未知のお菓子に盛り上がっている間にも日は目に見てわかるスピードで落ちていく。日が沈み辺りが暗くなって漸く彼が見せたかったものの正体がわかった。
「わぁぁ!」
空に輝くのは星。
都会に住んでいた私はこんな夜空をプラネタリウムくらいでしか見たことがない。さっきの琥珀糖と同じくらい密度が高く、綺麗だった。
この感動は…そう。半屋外のあのドームでライブが行われるとき、昼間は殆んど見えなかった光なのに、夜になるにつれて段々と輝きがわかるペンライトのよ……あ、何でもないです。すみません。黙ります。
「この星をマオと見たかったんだ。」
(でも本当にあのドームのライブだとペンラの演出が生きるんだよなぁ)という私の心の声は露知らず、ポツリとポツリと彼の声が聞こえてくる。
「僕たちの住む世界はこの街だけじゃない。いつか自由に旅をしたい。世界をもっともっと知りたい。そのときは…」
こんなに近くにいるのにどうして遠くに感じるのだろうか。先程私も似たような確信を得ていたはずなのに、その時隣にいるのは彼ではないのだろうか。

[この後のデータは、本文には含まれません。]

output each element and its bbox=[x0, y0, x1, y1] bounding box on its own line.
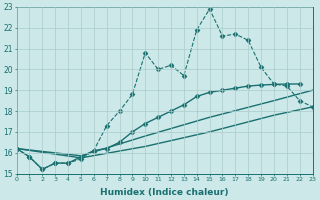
X-axis label: Humidex (Indice chaleur): Humidex (Indice chaleur) bbox=[100, 188, 229, 197]
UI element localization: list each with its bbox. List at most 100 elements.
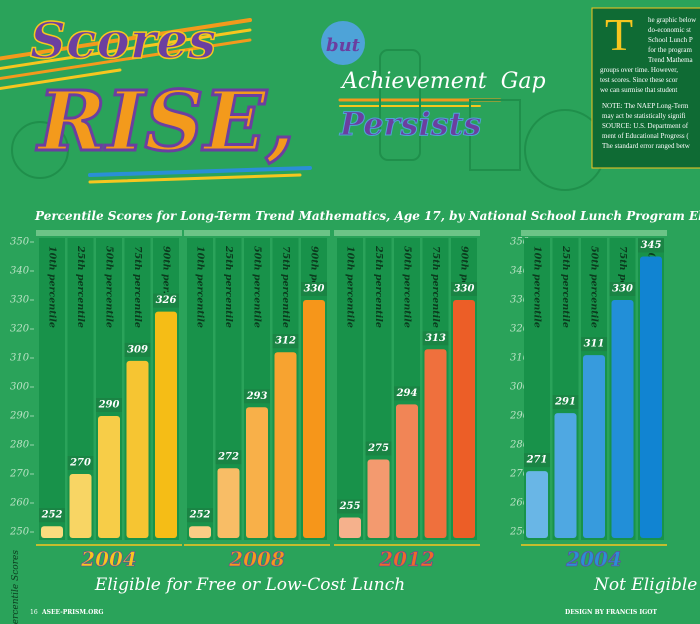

堪らなく不安になって彼の横顔を覗きこめば、その瞳の中に沢山の星が瞬いている。その美しさに息を飲んだ。好きだからとかそんな感情よりも確かにそこに存在する美というものに目を奪われる。敢えて名をつけるなら感動なのだろう。光に引き寄せられる虫か何かのように私の手は彼の頬に触れていた。思ったよりも冷たい頬は私の頭を冷やし、やがてひとつの考えを残した。
(私はいつまでこの強い光の側にいられるのか)
こんな風に心がざわめくのは何故だろう。それでもただ今はこの幸せに浸ろう。負の感情から背くかのように目を閉じれば、彼が動く気配がした。
満天の星々に見守られながら、与えられた彼の熱に涙が溢れそうだった。この涙の意味は私自身も知るところではない。